Previously in STRANGERS IN PARADISE (the Omnibus review is ever so slightly expansive):

Katchoo and Francine have endured the vicious repercussions of Katchoo’s tarnished past – which have come back to curtail their present and so threaten their future – successfully enough against all adversarial odds, to settle down and carve themselves a blissful, tranquil family life with their two daughters in a really rather swish villa strategically sequestered in the middle of nowhere.

It is idyllic!

Then STRANGERS IN PARADISE XXV vol 1kicks off.

To ensure her family’s safety, Katchoo finds herself racing frantically across the globe from the Isle of Skye in Scotland to the remotest jungles of Colombia.

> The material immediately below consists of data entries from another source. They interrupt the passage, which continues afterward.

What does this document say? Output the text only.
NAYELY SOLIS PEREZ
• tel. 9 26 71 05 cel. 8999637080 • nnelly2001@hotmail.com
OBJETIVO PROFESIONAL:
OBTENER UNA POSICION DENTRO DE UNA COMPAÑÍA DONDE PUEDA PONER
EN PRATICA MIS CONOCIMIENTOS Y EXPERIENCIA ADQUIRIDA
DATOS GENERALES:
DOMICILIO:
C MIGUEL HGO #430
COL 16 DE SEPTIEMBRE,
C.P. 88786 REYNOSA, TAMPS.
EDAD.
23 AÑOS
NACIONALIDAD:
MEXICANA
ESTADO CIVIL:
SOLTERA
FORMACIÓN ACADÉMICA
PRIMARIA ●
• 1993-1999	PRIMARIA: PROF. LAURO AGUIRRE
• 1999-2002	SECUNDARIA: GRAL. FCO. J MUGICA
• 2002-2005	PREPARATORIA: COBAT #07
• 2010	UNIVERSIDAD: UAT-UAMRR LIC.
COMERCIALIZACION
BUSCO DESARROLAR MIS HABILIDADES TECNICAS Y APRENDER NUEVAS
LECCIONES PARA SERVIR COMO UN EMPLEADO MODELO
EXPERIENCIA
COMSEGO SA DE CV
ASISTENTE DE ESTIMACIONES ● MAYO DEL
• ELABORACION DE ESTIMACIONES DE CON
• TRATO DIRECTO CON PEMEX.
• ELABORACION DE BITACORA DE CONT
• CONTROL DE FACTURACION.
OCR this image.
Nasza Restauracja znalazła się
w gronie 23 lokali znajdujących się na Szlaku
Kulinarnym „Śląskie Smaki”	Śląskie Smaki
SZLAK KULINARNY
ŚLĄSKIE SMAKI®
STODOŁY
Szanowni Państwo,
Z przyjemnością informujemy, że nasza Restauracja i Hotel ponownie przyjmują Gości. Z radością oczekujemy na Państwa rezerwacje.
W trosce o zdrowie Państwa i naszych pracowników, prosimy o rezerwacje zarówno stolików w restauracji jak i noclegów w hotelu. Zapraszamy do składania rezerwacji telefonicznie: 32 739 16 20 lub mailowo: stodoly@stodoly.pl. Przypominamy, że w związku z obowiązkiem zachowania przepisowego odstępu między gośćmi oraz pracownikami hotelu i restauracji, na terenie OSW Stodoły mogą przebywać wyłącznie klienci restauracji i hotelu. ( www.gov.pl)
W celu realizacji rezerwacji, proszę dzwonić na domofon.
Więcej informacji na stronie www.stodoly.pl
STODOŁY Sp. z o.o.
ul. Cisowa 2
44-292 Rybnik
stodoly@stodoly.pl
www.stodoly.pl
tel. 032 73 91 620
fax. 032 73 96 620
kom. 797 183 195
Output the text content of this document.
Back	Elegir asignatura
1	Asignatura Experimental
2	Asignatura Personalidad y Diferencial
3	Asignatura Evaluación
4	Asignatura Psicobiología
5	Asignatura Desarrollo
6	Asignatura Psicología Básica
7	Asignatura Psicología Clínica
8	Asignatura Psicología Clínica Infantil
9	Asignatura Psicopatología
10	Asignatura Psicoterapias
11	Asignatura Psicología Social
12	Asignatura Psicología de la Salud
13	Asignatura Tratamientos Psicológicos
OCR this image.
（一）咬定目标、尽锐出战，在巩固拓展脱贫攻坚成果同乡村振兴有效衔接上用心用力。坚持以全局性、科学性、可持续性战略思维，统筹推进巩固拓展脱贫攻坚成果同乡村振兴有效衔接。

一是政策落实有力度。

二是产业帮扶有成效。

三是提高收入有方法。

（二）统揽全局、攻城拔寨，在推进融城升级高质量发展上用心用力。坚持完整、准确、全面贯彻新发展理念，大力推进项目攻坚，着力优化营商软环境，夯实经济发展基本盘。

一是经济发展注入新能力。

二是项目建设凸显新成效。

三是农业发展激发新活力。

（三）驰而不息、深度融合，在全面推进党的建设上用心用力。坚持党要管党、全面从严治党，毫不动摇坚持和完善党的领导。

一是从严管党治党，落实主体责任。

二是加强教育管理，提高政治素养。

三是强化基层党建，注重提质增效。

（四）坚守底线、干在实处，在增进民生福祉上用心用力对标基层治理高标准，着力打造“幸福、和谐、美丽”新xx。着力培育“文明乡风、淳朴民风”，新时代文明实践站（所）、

Unfortunately, she’s left Francine and the girls terrifyingly vulnerable in the supposed sanctuary of their home.

All the weathers are here, both hot and humid and freezing with snow which Moore draws so eye-blindingly well, plus the sort of cliff-leaping, all-out action that you’d expect from Raiders Of The Lost Ark.

By now, however, long-term Terry Moore fans will have noticed his various storylines merging, incorporating characters and plot points from previous series MOTOR GIRL, RACHEL RISING and ECHO.

They’re rekindled here to kick off the next series – imminently and ominously – in FIVE YEARS #1 and FIVE YEARS #2 which will automatically be distributed to those signed up at Page 45 for SiP.

For, as I say, who controls the future remains to be seen.